900 g (2 lbs.) salmon filets
1/3 C minced leek ends
1 T butter
1 t Dijon mustard
2 C trimmed golden chanterelles
1 Bay leaf
1 C heavy cream
3 large leeks, whole, trimmed
2 sprigs fresh thyme
For 6 servings, trim 3 large leeks. Slice small cylinders of whites about 1 inch in length, and rinse out grit under cold water. Drain well.
Melt 1 T butter in a medium pot (with a thick base) and add leeks, standing on end. Crowd together in a single layer. Cover and soften over low heat about 20 minutes with a bay leaf and 4 sprigs fresh thyme, with no stirring (breaks up the shape of the leeks.) Add a couple spoons of water or dry white wine if necessary to keep from burning on pot bottom.
Once leeks are tender and cooked, add 2 T. chopped fresh dill, chives or tarragon. Optionally add 1/4 C cream. Bring to simmer just before serving, thinning with a little water if necessary. Season with sea salt. Arrange 3 leeks standing up on plate.
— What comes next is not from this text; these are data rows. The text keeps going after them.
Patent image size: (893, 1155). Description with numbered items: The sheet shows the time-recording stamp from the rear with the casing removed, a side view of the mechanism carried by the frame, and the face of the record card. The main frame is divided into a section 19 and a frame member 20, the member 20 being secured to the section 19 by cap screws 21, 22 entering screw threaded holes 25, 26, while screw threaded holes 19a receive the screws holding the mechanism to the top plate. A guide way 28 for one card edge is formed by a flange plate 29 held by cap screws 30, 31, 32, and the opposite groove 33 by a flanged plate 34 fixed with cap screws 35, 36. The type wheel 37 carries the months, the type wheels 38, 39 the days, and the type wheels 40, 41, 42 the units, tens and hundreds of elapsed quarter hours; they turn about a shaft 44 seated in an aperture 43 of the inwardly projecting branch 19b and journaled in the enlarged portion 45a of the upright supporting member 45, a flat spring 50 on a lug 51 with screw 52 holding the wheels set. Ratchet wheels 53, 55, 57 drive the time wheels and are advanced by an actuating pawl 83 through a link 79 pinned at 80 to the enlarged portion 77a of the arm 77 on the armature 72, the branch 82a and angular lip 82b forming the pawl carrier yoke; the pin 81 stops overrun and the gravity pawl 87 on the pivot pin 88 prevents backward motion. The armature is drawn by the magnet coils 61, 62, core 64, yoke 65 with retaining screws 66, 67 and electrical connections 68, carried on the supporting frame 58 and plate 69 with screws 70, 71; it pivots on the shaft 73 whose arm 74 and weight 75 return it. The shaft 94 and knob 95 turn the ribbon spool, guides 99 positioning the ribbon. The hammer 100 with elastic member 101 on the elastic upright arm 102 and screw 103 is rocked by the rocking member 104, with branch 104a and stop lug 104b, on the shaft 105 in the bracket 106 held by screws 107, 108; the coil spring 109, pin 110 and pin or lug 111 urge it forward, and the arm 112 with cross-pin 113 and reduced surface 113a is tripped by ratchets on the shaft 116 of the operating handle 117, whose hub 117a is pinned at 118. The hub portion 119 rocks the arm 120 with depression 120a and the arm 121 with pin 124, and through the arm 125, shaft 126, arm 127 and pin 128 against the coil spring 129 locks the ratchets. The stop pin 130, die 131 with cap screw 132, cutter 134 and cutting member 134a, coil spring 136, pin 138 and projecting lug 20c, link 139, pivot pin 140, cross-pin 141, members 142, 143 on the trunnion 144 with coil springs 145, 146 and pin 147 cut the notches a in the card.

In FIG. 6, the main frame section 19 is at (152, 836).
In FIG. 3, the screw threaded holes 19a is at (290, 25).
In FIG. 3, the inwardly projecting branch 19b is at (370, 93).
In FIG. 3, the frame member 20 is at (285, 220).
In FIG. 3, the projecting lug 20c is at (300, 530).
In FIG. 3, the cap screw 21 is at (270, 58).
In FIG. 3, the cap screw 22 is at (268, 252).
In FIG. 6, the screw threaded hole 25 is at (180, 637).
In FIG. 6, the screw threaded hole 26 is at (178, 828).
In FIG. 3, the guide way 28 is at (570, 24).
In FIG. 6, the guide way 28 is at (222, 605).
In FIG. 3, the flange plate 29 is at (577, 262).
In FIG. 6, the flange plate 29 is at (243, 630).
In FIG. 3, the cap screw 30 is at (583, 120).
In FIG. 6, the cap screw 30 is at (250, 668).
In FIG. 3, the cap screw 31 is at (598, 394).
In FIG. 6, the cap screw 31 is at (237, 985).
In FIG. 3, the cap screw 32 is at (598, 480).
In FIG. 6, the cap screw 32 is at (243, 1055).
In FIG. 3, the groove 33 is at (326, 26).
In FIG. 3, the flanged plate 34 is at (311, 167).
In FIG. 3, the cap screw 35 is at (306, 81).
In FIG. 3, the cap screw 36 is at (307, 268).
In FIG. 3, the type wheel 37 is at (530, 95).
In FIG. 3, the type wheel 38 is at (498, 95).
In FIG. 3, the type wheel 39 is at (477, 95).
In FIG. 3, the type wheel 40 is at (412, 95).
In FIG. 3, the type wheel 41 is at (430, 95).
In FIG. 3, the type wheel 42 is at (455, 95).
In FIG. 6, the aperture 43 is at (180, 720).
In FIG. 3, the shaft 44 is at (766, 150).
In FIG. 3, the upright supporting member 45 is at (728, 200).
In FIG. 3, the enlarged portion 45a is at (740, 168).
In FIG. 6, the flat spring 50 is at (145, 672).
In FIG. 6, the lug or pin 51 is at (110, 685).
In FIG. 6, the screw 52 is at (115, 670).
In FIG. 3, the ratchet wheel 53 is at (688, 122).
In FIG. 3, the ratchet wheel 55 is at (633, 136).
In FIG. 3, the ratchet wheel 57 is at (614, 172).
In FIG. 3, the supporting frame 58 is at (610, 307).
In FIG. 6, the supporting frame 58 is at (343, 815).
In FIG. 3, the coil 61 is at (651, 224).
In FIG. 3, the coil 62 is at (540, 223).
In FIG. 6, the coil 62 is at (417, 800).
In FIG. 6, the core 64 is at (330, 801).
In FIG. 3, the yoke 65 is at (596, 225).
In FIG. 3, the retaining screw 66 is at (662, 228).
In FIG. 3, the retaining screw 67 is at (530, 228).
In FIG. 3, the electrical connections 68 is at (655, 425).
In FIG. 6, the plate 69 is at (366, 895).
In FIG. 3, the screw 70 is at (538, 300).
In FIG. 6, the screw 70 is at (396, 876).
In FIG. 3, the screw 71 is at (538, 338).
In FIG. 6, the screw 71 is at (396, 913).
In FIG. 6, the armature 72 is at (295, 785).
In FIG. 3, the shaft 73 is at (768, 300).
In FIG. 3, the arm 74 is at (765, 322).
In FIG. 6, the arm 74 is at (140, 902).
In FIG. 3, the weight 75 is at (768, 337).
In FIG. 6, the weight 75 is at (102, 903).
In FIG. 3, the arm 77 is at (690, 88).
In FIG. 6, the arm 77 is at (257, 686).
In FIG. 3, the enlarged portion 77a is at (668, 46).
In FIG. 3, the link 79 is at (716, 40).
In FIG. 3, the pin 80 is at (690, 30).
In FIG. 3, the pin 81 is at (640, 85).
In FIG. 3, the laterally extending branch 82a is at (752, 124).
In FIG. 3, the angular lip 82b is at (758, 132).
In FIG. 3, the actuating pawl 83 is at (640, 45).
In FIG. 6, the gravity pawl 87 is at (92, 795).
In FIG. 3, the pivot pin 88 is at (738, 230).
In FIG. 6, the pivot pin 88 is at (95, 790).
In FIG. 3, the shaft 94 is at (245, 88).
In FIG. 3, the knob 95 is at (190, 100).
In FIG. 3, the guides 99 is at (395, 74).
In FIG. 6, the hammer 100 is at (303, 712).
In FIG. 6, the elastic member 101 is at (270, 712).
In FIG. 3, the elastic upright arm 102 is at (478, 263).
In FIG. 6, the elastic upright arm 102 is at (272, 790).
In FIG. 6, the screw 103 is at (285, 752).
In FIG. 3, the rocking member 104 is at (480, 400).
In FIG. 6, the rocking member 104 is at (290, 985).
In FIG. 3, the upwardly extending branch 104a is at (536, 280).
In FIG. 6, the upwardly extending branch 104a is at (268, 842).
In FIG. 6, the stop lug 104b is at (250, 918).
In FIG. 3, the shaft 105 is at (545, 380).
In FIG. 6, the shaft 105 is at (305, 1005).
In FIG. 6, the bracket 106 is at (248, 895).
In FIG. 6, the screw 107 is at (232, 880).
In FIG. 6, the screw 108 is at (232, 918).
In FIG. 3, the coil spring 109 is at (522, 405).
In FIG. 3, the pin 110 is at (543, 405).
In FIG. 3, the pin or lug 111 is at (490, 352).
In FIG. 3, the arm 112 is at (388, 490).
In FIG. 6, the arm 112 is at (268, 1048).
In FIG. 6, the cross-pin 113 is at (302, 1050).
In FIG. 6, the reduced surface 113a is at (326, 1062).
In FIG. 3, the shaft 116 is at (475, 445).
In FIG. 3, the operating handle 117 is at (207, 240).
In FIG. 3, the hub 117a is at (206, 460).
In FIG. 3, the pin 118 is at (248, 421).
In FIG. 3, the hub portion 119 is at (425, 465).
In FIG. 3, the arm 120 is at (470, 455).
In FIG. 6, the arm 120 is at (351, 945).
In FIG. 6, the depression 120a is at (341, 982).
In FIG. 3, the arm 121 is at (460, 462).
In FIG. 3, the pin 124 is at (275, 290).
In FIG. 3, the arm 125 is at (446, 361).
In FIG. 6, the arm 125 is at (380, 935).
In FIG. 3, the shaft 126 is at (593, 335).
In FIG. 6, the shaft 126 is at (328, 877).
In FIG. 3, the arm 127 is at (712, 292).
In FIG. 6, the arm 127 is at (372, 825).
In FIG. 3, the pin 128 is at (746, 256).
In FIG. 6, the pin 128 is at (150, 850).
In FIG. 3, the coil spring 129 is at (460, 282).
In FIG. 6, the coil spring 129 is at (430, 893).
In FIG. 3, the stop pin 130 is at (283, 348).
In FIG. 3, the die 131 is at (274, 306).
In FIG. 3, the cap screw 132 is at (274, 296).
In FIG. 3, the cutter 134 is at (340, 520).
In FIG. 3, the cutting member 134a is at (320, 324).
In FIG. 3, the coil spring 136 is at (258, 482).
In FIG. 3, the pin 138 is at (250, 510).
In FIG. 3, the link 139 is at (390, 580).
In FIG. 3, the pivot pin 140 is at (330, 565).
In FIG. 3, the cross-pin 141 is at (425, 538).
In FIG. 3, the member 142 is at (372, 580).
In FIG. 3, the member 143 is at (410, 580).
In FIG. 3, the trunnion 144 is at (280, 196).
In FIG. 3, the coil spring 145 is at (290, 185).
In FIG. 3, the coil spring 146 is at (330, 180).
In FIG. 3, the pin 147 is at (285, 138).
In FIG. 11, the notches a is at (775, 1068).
Melt butter in oven-proof fry pan, large enough to fit salmon in single layer. Add leeks, cover, and soften over medium heat 5 minutes. Add chanterelles, bay leaf, and sweat another 5 minutes, covered, over medium heat.
If pan is too dry, add a drizzle of olive oil. Add cream, salt to taste, and bring to simmer. Add clean salmon skin- side up, salt skin, and place in 160 C/375 F oven on top rack 5-10 minutes, depending on thickness of salmon.
Let cool off heat 5 minutes to finish cooking. If sauce is too runny, remove salmon to a plate. Whisk 1⁄2 C of the sauce into 2 t Dijon mustard in a small bowl, then reincorporate into sauce and simmer another minute or two on the stovetop.